Tiene el 50% de las reservas
mundiales de litio, usado en celulares y computadoras. Pero la indigencia es de
60%.
Por Pablo Stefanoni - Clarín, Argentina
"Dignidad”
era la palabra más escuchada ayer en la asamblea de organizaciones sociales y
fuerzas vivas que mantiene paralizado y bloqueado a Potosí desde hace quince
días por un conflicto de límites con Oruro y en demanda de proyectos
productivos. Ayer, se votó la propuesta de tomar físicamente la mina San
Cristóbal, un megaproyecto en manos de la transnacional japonesa Sumitomo que
produce plata, zinc y plomo en medio del auge de los precios internacionales . Y
se discutía cómo negociar manteniendo la presión, antes de que la ciudad se
ahogue a sí misma por el cerco . El gobierno dice que los potosinos son
manipulados por grupos de derecha y los acercamientos fracasaron.

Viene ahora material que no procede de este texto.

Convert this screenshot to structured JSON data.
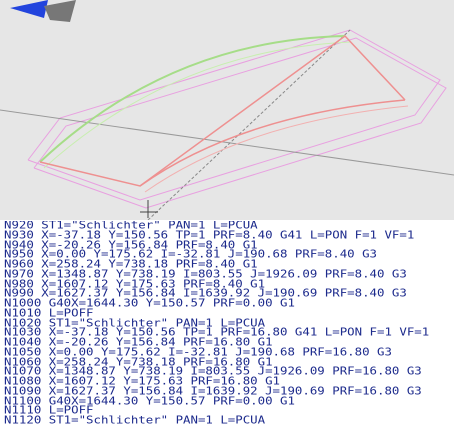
{
  "program_lines": [
    "N920 ST1=\"Schlichter\" PAN=1 L=PCUA",
    "N930 X=-37.18 Y=150.56 TP=1 PRF=8.40 G41 L=PON F=1 VF=1",
    "N940 X=-20.26 Y=156.84 PRF=8.40 G1",
    "N950 X=0.00 Y=175.62 I=-32.81 J=190.68 PRF=8.40 G3",
    "N960 X=258.24 Y=738.18 PRF=8.40 G1",
    "N970 X=1348.87 Y=738.19 I=803.55 J=1926.09 PRF=8.40 G3",
    "N980 X=1607.12 Y=175.63 PRF=8.40 G1",
    "N990 X=1627.37 Y=156.84 I=1639.92 J=190.69 PRF=8.40 G3",
    "N1000 G40X=1644.30 Y=150.57 PRF=0.00 G1",
    "N1010 L=POFF",
    "N1020 ST1=\"Schlichter\" PAN=1 L=PCUA",
    "N1030 X=-37.18 Y=150.56 TP=1 PRF=16.80 G41 L=PON F=1 VF=1",
    "N1040 X=-20.26 Y=156.84 PRF=16.80 G1",
    "N1050 X=0.00 Y=175.62 I=-32.81 J=190.68 PRF=16.80 G3",
    "N1060 X=258.24 Y=738.18 PRF=16.80 G1",
    "N1070 X=1348.87 Y=738.19 I=803.55 J=1926.09 PRF=16.80 G3",
    "N1080 X=1607.12 Y=175.63 PRF=16.80 G1",
    "N1090 X=1627.37 Y=156.84 I=1639.92 J=190.69 PRF=16.80 G3",
    "N1100 G40X=1644.30 Y=150.57 PRF=0.00 G1",
    "N1110 L=POFF",
    "N1120 ST1=\"Schlichter\" PAN=1 L=PCUA"
  ]
}
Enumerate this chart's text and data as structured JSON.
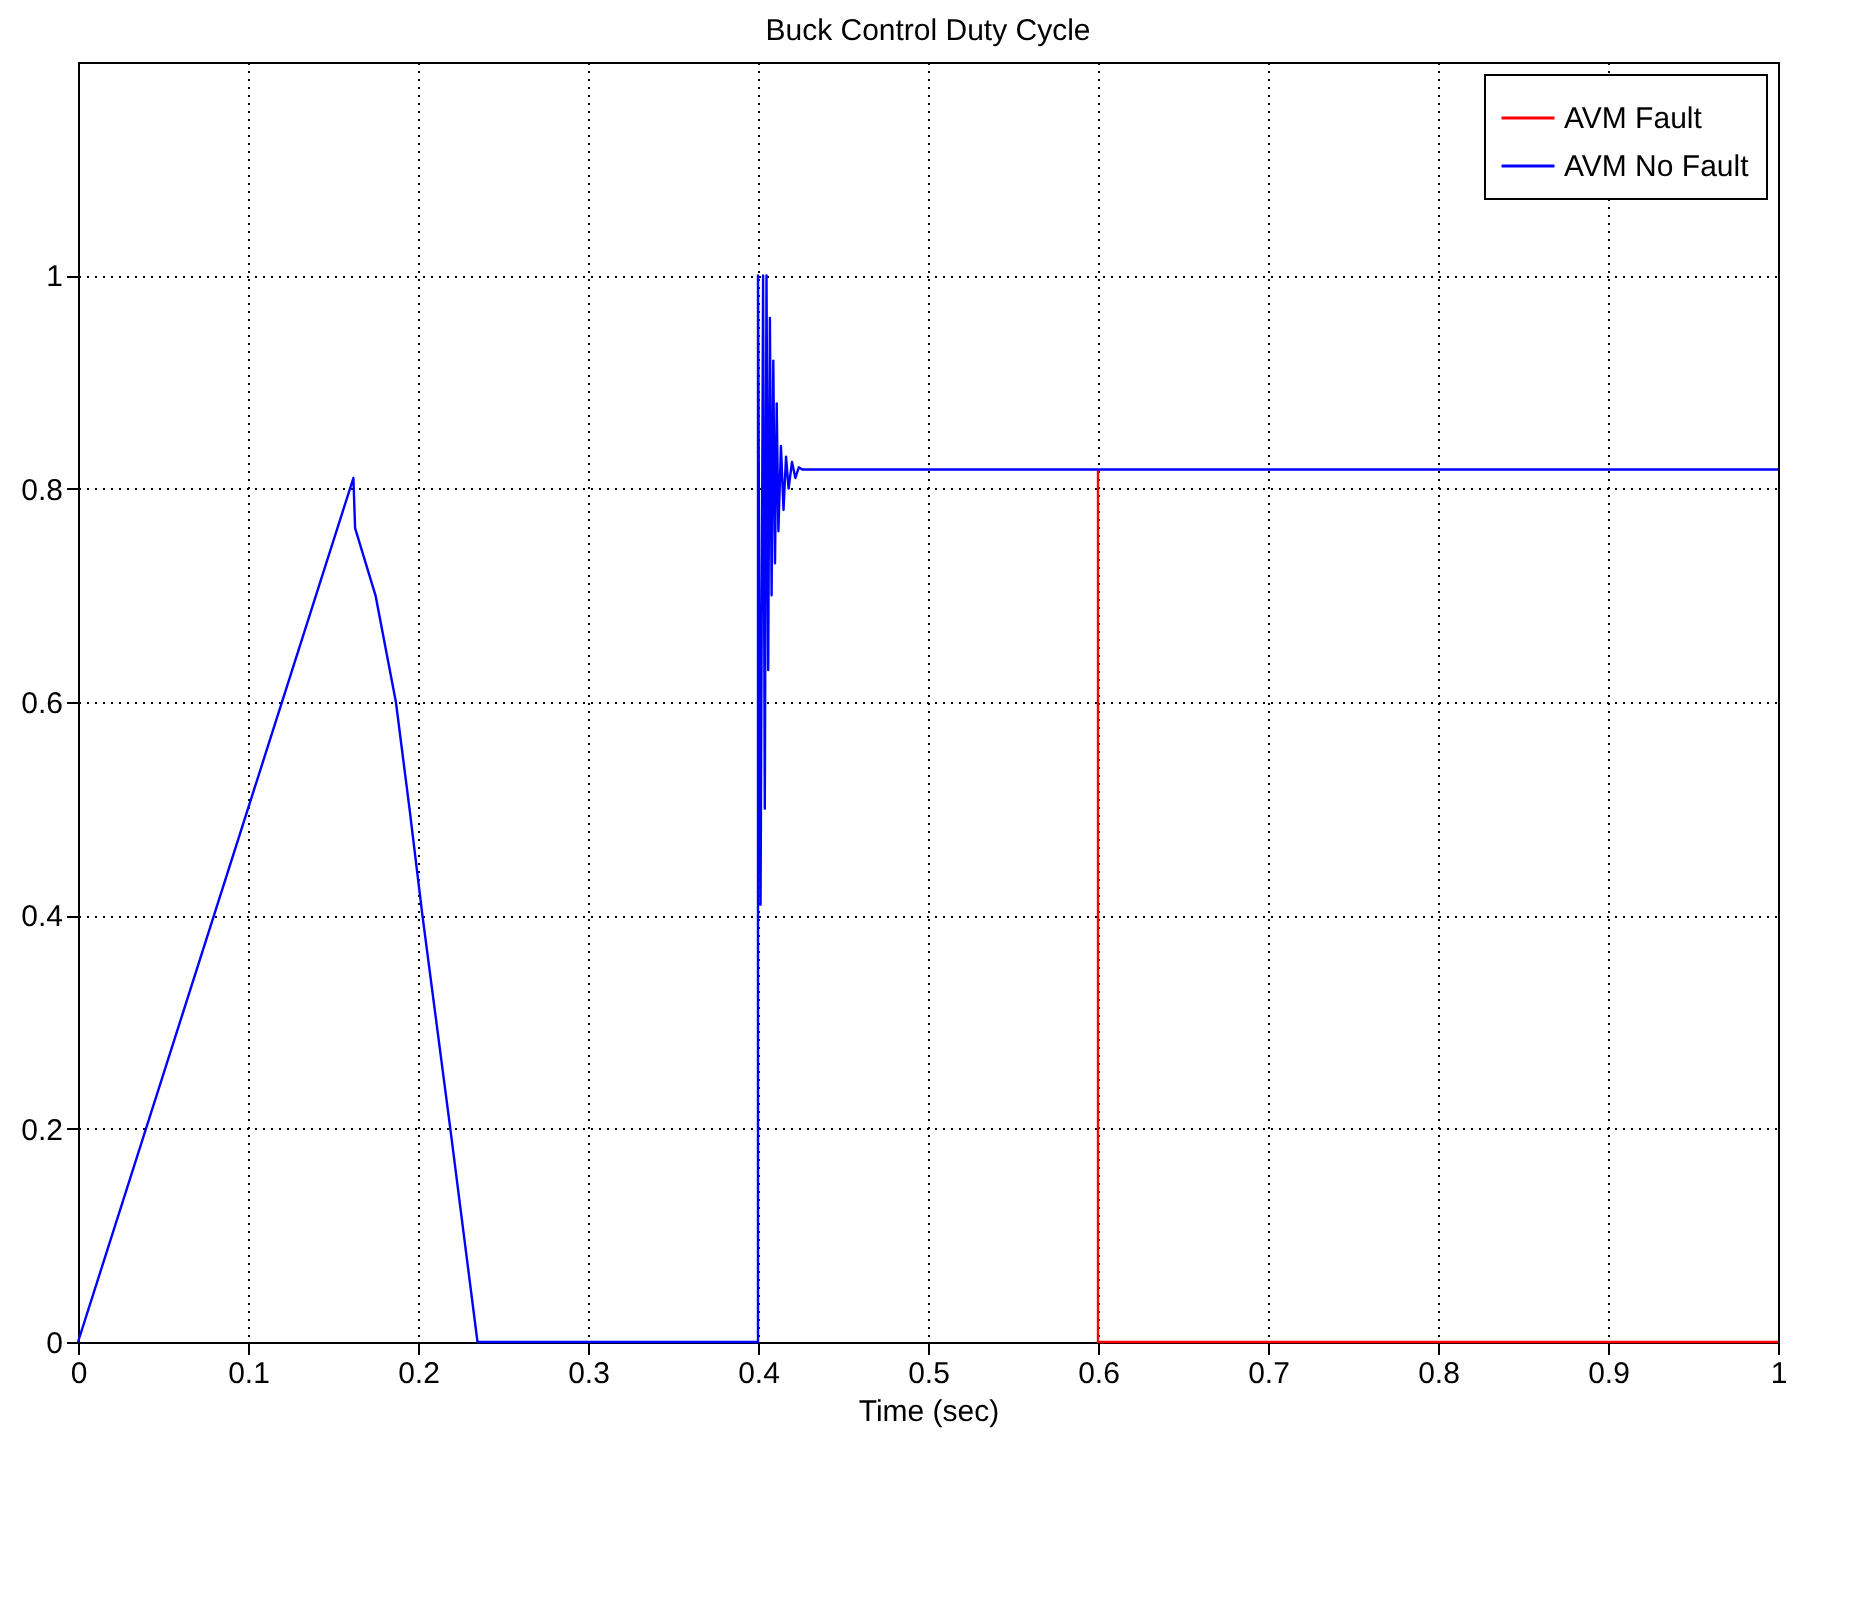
{
  "chart_data": {
    "type": "line",
    "title": "Buck Control Duty Cycle",
    "xlabel": "Time (sec)",
    "xlim": [
      0,
      1
    ],
    "xticks": [
      0,
      0.1,
      0.2,
      0.3,
      0.4,
      0.5,
      0.6,
      0.7,
      0.8,
      0.9,
      1
    ],
    "ylim": [
      0,
      1.2
    ],
    "yticks": [
      0,
      0.2,
      0.4,
      0.6,
      0.8,
      1
    ],
    "grid": true,
    "legend": "top right",
    "line_style": "solid",
    "marker": "none",
    "series": [
      {
        "name": "AVM Fault",
        "color": "#ff0000",
        "x": [
          0.6,
          0.6,
          1
        ],
        "values": [
          0.818,
          0,
          0
        ]
      },
      {
        "name": "AVM No Fault",
        "color": "#0000ff",
        "x": [
          0,
          0.162,
          0.163,
          0.175,
          0.187,
          0.195,
          0.2026,
          0.219,
          0.235,
          0.4,
          0.4,
          0.4015,
          0.403,
          0.404,
          0.405,
          0.406,
          0.407,
          0.408,
          0.409,
          0.41,
          0.411,
          0.412,
          0.4135,
          0.415,
          0.4165,
          0.418,
          0.42,
          0.422,
          0.424,
          0.426,
          1
        ],
        "values": [
          0,
          0.81,
          0.763,
          0.7,
          0.6,
          0.5,
          0.4,
          0.2,
          0,
          0,
          1,
          0.41,
          1,
          0.5,
          1,
          0.63,
          0.96,
          0.7,
          0.92,
          0.73,
          0.88,
          0.76,
          0.84,
          0.78,
          0.83,
          0.8,
          0.825,
          0.81,
          0.82,
          0.818,
          0.818
        ]
      }
    ]
  }
}
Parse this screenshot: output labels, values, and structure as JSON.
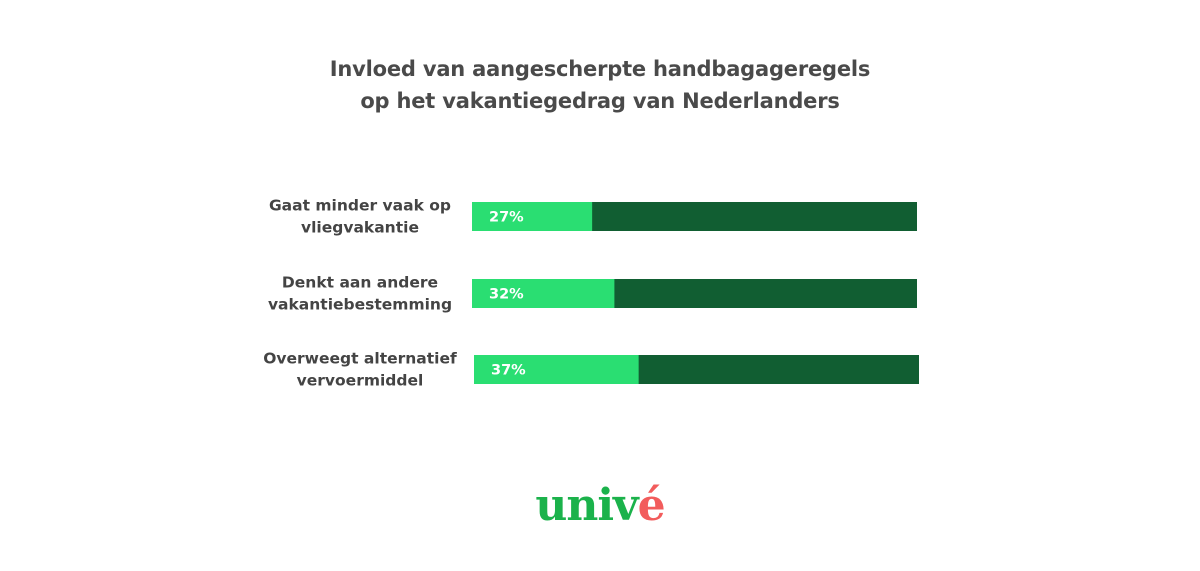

Bolivia vive un boom de la actividad minera, pero los potosinos denuncian que
los beneficios no les llegan . En una pequeña asamblea improvisada ante este
periodista, todos se quejan de haber sido la vaca lechera de Bolivia con sus
minerales y hoy ser el departamento con peores índices de desarrollo humano :
más de seis de cada diez habitantes de este departamento del sudoeste boliviano
están en la pobreza extrema y la tasa de mortalidad infantil es de 101 por cada
mil niños nacidos vivos, según un informe del PNUD. Pocos creen que el litio –el
nuevo recurso salvador de Bolivia– los salve a ellos.
El salar de Uyuni tiene cerca del 50% de las reservas mundiales de este mineral
del futuro, que se usa para fabricar baterías de celulares y computadoras, y se
utilizará también para las de autos eléctricos. Varios países ya pusieron el ojo
al litio boliviano. De hecho, Evo Morales viajará a fin de mes a Seúl, donde la
estatal surcoreana Korea Sources Corporation (KORES) puso en marcha un proyecto
sobre tecnología para procesarlo.
“ Vivimos sin tecnología, sin agroindustria; aramos con bueyes, no hay ayuda ”,
resume Marco Cuenca Paco, ex líder del ayllu Kasa, ataviado con ropas
tradicionales y un celular colgado al cuello. Es parte de un grupo de
originarios que llegaron a Potosí a “fortalecer las medidas de presión”. Sin
embargo, la mayoría de los campesinos se mantienen bajo las direcciones
oficialistas, y la rebelión potosina se siente más en la capital y en los
pueblos. De hecho, ayer se quejaban que en el sur fronterizo con Argentina los
pobladores no se sumaron a los bloqueos. “Vivimos igual que en la colonia,
tenemos zinc, cobre, uranio; ahora vienen los iraníes que quieren sacar esos
recursos para su bomba atómica”, dice un dirigente de un pueblo ubicado a 20 km.
de Potosí capital, donde “se explota la piedra caliza pero un magnate boliviano,
hijo de un gringo, se queda con los beneficios”. “Bolivia nos debe”, “Esta
protesta no es política”, “Acá Evo ganó con el 70% y ahora se olvida”, repiten
los huelguistas.
Todos insisten en que son un pueblo de migrantes, sin oportunidades. Muchos
fueron a Argentina, pero centenares de mendigas de la región minera del norte de
Potosí ya cambiaron el paisaje de las grandes ciudades bolivianas con sus
vestidos color ocre, como la tierra seca de donde salen por temporadas.
Otros campesinos decidieron apostar al narcotráfico o el contrabando.
“¿Y creen que el litio los puede ayudar?”, pregunta este cronista.
“Si lo entregan a las transnacionales ni un centavo va a quedar acá. Ese litio
es nuestro”, responden varios casi al unísono. Y “nuestro” es potosino.
La psicología del saqueo, desde que la España colonial acuñaba sus monedas con
oro de Potosí, moldea casi todas las opiniones . El emblemático Cerro Rico,
incansable fuente de plata, que hoy tambalea debido a la explotación
descontrolada, sintetiza la sensación de crisis en medio de un boom que no todos
pueden ver. Pero hoy se conformarían con un aeropuerto y algunas fábricas.